After a gorilla was shot dead at a zoo in Cincinnati, it has emerged that everybody on facebook is massively knowledgeable about the behaviour and body language of adult gorillas.

Zoo officials shot the gorilla to protect a four-year-old boy who had fallen into the enclosure, but social media’s ever ready population of under-informed, over-opinionated users reckon the child was in no danger, and could maybe even have been left there for the gorillas to raise as one of their own.
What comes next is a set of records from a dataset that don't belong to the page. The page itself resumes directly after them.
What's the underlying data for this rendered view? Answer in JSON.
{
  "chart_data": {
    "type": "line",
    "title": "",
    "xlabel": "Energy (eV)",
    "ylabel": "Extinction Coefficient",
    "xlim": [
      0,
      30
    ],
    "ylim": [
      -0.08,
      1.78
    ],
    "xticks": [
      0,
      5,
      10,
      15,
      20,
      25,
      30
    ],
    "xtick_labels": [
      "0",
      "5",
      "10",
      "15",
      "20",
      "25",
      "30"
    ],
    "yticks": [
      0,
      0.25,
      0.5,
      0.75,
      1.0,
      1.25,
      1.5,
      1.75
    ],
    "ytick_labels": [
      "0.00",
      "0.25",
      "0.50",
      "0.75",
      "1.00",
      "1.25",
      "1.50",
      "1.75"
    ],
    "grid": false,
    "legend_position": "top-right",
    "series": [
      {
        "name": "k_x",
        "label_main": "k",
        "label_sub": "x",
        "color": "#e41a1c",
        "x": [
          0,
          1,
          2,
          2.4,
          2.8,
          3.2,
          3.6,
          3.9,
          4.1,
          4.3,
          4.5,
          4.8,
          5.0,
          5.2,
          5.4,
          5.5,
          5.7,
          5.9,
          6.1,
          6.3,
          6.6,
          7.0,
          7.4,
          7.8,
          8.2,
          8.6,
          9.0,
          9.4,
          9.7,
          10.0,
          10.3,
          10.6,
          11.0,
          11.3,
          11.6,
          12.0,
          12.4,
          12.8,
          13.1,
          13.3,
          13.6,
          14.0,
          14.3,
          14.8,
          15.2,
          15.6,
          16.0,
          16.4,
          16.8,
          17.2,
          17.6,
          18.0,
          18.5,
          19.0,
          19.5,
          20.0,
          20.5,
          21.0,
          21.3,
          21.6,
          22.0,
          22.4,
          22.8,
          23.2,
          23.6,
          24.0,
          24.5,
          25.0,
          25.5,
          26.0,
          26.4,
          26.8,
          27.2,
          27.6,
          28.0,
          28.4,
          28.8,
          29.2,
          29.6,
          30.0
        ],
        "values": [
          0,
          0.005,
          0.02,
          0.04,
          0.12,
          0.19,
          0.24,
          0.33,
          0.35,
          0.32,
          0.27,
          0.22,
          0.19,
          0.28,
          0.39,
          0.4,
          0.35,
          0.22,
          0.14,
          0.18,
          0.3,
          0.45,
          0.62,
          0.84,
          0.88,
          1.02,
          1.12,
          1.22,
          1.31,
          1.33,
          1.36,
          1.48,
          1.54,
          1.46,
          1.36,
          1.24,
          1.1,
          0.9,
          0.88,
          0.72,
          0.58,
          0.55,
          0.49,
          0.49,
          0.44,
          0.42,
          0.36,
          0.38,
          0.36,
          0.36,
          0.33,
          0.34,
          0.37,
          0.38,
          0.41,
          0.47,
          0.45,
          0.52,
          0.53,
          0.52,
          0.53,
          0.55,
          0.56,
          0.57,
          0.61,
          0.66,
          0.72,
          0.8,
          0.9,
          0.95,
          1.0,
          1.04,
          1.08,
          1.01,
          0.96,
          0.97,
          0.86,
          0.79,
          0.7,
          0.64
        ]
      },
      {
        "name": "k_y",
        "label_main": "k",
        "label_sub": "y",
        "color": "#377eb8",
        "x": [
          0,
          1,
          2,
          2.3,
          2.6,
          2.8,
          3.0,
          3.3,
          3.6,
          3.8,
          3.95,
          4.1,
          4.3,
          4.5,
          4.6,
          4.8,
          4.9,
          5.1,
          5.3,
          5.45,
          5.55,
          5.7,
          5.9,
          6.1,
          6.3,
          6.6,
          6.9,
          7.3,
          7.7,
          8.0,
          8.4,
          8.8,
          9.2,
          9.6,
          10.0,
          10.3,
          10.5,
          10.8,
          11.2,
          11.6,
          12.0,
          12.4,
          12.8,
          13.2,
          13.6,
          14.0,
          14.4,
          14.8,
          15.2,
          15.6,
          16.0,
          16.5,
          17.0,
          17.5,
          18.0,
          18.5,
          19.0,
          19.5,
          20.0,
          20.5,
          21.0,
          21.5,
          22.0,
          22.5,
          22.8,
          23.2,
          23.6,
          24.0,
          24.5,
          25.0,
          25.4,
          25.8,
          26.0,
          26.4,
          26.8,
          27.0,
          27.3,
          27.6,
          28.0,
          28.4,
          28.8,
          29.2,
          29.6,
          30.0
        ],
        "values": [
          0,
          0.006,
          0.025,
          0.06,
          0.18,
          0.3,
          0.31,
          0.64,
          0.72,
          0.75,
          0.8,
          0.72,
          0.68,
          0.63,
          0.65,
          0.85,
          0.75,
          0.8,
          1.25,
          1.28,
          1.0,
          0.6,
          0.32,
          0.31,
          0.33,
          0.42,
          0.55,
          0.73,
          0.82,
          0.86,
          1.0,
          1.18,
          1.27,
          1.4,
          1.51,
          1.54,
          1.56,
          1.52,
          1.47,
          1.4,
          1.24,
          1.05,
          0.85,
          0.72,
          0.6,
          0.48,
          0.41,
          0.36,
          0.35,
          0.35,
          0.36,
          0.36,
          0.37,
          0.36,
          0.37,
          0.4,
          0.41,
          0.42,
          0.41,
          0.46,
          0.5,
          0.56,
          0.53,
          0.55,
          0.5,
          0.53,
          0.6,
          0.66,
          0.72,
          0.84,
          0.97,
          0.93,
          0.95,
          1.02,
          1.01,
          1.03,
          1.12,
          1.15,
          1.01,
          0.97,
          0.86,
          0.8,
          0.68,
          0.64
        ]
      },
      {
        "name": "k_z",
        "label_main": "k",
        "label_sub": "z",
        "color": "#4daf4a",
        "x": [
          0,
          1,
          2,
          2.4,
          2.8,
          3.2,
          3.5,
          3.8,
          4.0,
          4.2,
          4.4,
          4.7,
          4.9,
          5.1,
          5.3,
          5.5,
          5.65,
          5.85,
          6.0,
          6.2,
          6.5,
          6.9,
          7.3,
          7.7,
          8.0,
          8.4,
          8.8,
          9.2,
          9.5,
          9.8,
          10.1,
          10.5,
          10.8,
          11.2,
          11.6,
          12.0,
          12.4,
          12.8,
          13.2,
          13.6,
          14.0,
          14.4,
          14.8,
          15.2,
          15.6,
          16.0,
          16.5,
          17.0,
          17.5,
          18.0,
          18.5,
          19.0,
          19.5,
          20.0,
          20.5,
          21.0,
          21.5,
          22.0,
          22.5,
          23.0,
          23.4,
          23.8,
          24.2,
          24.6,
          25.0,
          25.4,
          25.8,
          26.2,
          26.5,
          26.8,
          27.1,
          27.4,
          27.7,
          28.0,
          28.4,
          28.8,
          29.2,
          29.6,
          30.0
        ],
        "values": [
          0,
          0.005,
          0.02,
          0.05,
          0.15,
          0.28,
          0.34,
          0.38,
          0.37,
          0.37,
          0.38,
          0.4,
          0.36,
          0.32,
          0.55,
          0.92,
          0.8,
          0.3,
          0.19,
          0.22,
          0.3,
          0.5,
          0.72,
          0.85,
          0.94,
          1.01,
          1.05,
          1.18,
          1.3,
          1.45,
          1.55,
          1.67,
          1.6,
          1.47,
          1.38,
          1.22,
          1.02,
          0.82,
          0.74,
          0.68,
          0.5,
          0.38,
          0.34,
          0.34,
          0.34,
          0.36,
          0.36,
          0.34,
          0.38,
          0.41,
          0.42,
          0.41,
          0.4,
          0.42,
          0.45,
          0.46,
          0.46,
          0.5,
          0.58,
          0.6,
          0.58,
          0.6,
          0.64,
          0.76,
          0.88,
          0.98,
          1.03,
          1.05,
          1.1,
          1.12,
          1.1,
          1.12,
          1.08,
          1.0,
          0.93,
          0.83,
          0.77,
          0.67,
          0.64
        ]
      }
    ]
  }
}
“He wasn’t in any danger at all, you can clearly see that the gorilla was protecting him, not trying to harm him.” said Joe Goodman, an accountant from Solihull whose closest thing to a formal qualification in analysing the behaviour of gorillas is a GCSE in geography. Grade B.

“It’s odd how keepers with years of experience dealing with animals in general, and gorillas in particular, got this so badly wrong when everybody I’ve spoken to in the office agrees the kid was fine.”

Joe’s wife urged caution when listening to his advice on animals, pointing out the claw marks still visible on his face from when he insisted the family cat loved having its whiskers pulled. But Joe remained undeterred.

“It didn’t take long for the video to circulate and most people to agree everything would be OK. So surely they could’ve posted the clip and asked for advice from the general public before making this decision.”